Douglas Francis "Doug" McArthur (born June 21, 1943) is an educator and former political figure in Saskatchewan, Canada. He represented Regina Lakeview from 1978 to 1982 in the Legislative Assembly of Saskatchewan as a New Democratic Party (NDP) member.

He was born in Watrous, Saskatchewan, the son of Neil McArthur, and was educated at the University of Saskatchewan, the University of Toronto and Oxford University. In 1967, McArthur married Wenda Jean Berglind. He served in the Saskatchewan cabinet as Minister of Education, as Minister of Continuing Education and as Minister of Culture and Youth.
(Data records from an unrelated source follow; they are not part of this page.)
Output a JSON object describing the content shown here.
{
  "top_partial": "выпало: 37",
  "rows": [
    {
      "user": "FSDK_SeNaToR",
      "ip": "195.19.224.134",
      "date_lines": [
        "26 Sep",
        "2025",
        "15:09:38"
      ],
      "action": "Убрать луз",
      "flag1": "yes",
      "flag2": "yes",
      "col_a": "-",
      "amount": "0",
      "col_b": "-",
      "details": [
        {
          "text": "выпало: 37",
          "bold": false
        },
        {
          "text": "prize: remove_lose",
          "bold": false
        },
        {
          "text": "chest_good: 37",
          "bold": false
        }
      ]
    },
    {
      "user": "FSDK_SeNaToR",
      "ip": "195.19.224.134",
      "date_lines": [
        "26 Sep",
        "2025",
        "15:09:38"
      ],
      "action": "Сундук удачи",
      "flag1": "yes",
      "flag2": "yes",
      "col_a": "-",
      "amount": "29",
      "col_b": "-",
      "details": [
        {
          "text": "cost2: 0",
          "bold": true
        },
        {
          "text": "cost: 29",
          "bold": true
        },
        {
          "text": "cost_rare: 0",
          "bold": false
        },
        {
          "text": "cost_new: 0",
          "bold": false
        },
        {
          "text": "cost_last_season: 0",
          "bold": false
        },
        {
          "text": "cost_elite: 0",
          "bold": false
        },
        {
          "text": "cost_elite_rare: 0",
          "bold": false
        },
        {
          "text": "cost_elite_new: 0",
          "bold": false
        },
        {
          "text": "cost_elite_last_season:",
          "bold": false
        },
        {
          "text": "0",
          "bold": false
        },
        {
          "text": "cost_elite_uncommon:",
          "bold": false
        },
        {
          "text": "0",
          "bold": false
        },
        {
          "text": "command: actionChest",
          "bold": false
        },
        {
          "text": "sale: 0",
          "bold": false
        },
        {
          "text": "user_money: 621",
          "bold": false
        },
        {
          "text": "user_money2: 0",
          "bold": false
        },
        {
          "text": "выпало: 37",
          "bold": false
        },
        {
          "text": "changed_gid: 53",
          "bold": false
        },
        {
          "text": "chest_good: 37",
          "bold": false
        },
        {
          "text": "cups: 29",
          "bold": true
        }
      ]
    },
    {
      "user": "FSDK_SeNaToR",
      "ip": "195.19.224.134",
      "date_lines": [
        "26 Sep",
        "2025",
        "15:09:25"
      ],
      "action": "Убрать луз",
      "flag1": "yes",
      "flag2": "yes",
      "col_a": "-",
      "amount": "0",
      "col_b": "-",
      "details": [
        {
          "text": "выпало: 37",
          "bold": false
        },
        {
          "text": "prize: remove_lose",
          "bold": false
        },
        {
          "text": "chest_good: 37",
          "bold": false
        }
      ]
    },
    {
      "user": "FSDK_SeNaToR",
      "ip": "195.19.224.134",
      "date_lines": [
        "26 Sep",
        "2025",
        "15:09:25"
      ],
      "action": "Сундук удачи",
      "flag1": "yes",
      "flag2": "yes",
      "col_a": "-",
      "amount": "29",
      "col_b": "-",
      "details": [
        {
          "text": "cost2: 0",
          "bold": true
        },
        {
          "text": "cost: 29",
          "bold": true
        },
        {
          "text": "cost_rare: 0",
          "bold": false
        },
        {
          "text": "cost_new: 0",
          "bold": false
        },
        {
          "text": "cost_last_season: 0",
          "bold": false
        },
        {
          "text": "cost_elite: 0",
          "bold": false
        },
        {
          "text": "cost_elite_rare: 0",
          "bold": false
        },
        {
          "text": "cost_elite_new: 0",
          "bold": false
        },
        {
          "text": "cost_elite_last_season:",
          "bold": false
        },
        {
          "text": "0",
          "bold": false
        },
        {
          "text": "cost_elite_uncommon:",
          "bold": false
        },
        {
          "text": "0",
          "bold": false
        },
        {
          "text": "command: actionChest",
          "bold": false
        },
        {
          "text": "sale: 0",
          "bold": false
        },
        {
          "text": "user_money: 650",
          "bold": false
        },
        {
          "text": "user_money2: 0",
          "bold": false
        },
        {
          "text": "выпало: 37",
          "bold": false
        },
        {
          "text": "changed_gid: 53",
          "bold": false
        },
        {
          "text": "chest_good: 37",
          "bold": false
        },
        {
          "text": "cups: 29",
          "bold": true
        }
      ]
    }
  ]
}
McArthur was defeated by Tim Embury when he ran for reelection to the provincial assembly in 1982. After leaving politics, he served in the British Columbia public service as Deputy Minister to the Premier and Cabinet Secretary and as Deputy Minister of Aboriginal Affairs in British Columbia, in the Yukon public service as Chief Land Claims Negotiator and in the Saskatchewan public service as Deputy Minister of Agriculture and Deputy Minister of Northern Saskatchewan. McArthur was a Senior Fellow in Public Policy at the University of British Columbia. As of 2012, he was a professor in the school of Public Policy at Simon Fraser University and chair of the board of directors for the British Columbia chapter of Sierra Club Canada.